Currently if we want to use Horizontal Pod autoscaling in kubernetes we need to specify following for the service we want to do :
Limits:
cpu: 150m
memory: 150Mi
Requests:
cpu: 42m
memory: 50Mi
I have some services which all can be scaled using HPA.
Can we over-provision these services? Like these services resource addition goes beyond the total resources available from the VM.
Consider a situation where : suppose the requests of the pods is within the total available CPU but the limit is beyond it
for example:
Total available CPU is 1000m cores, 2 pods with 500m cores requests each and limit 1000m each.
First thing can I set this limit like 1000m each if the total is only 1000m ?
If yes? Update2: < I think we can do it as I did an experiment shown below in image >
Now if pod 2 is not using its whole 500m cores of CPU and pod one has reached its total requested limit of 500m,
can this pod now use beyond 500m cores which are not utilized by the 2nd one as the limit is set to 1000 ?
If no? Update2: I guess this is not valid anymore
Then I guess over provisioning cannot be done ?
Let's start with a brief explanation of Autoscaling Algorithm:
Once per 30 seconds(--horizontal-pod-autoscaler-sync-period
default value), an autoscaler control loop queues pods and collects their CPU utilization. Then, it compares the arithmetic mean of this value to the configured threshold and adjusts the number of replicas to match the desired target of CPU utilization. CPU utilization is an average across last 1 minute CPU usage of a pod divided by the CPU requested by the pod. Currently, CPU usage is taken from Heapster service (should be present in kube-system
namespace).
At this part, there is no use for resource requests, resource limits, and pod affinity. We only got the desired number of replicas. Then Scheduler takes its part in autoscaling process and starts scheduling pods according to replicas number. At this moment, resource requests, resource limits, and pod affinity are taken into account to decide to which node next pod replica will be deployed.
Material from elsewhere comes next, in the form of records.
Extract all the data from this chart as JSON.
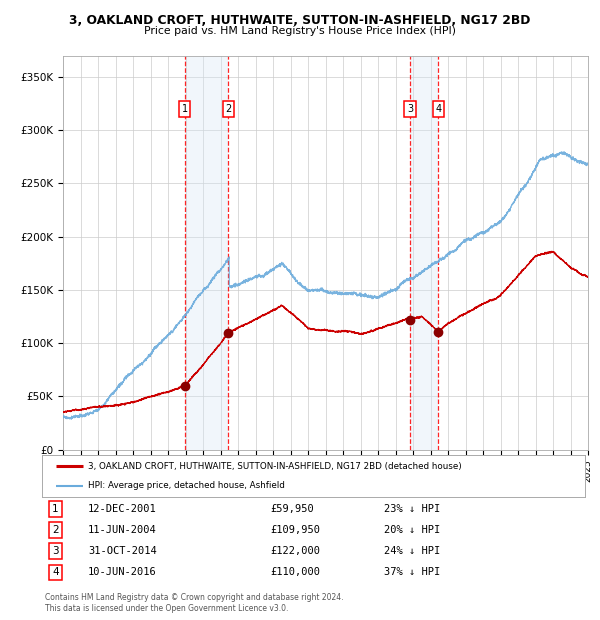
{
  "title": "3, OAKLAND CROFT, HUTHWAITE, SUTTON-IN-ASHFIELD, NG17 2BD",
  "subtitle": "Price paid vs. HM Land Registry's House Price Index (HPI)",
  "ylim": [
    0,
    370000
  ],
  "yticks": [
    0,
    50000,
    100000,
    150000,
    200000,
    250000,
    300000,
    350000
  ],
  "ytick_labels": [
    "£0",
    "£50K",
    "£100K",
    "£150K",
    "£200K",
    "£250K",
    "£300K",
    "£350K"
  ],
  "year_start": 1995,
  "year_end": 2025,
  "hpi_color": "#6aabdc",
  "price_color": "#cc0000",
  "sale_marker_color": "#8b0000",
  "background_color": "#ffffff",
  "grid_color": "#cccccc",
  "shading_color": "#d8e8f5",
  "transactions": [
    {
      "label": "1",
      "date": "12-DEC-2001",
      "date_num": 2001.95,
      "price": 59950,
      "pct": "23%"
    },
    {
      "label": "2",
      "date": "11-JUN-2004",
      "date_num": 2004.45,
      "price": 109950,
      "pct": "20%"
    },
    {
      "label": "3",
      "date": "31-OCT-2014",
      "date_num": 2014.83,
      "price": 122000,
      "pct": "24%"
    },
    {
      "label": "4",
      "date": "10-JUN-2016",
      "date_num": 2016.45,
      "price": 110000,
      "pct": "37%"
    }
  ],
  "legend_entries": [
    "3, OAKLAND CROFT, HUTHWAITE, SUTTON-IN-ASHFIELD, NG17 2BD (detached house)",
    "HPI: Average price, detached house, Ashfield"
  ],
  "table_rows": [
    [
      "1",
      "12-DEC-2001",
      "£59,950",
      "23% ↓ HPI"
    ],
    [
      "2",
      "11-JUN-2004",
      "£109,950",
      "20% ↓ HPI"
    ],
    [
      "3",
      "31-OCT-2014",
      "£122,000",
      "24% ↓ HPI"
    ],
    [
      "4",
      "10-JUN-2016",
      "£110,000",
      "37% ↓ HPI"
    ]
  ],
  "footnote": "Contains HM Land Registry data © Crown copyright and database right 2024.\nThis data is licensed under the Open Government Licence v3.0."
}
According to the above mentioned, you can have several deployments that can't be scaled up to the max replicas number at the same period of time. But in case of insufficient amount of resources, first who scales up - consumes the resources, any other pods which don't fit into the remaining resources won’t be scheduled until resources become free again.
On GCP or GKE, you can use autoscaler to add new nodes to a cluster when you need more computing capacity and remove them when load comes down. That will help to avoid "overprovisioning" because you can always have the desired amount of computing capacity, not more, not less.
Update: Scheduler decides whether to run a pod based on available resources, default or configured limits set on the namespace, and pod affinity.
Limits work for each particular pod, limiting its resource consumption; they are not designed to limit summary resource consumption for several pods.
A pod is started with the amount of resources mentioned in the request.
For example, if you have 1000 CPU on the node and the pod requests 500 with limit 1000, the scheduler knows that other 500 are available even if the pod consumes all resources up to the limit at this moment. So, on the node with 1000 CPU available, you can have two pods started, with request 500 and limit 1000 each.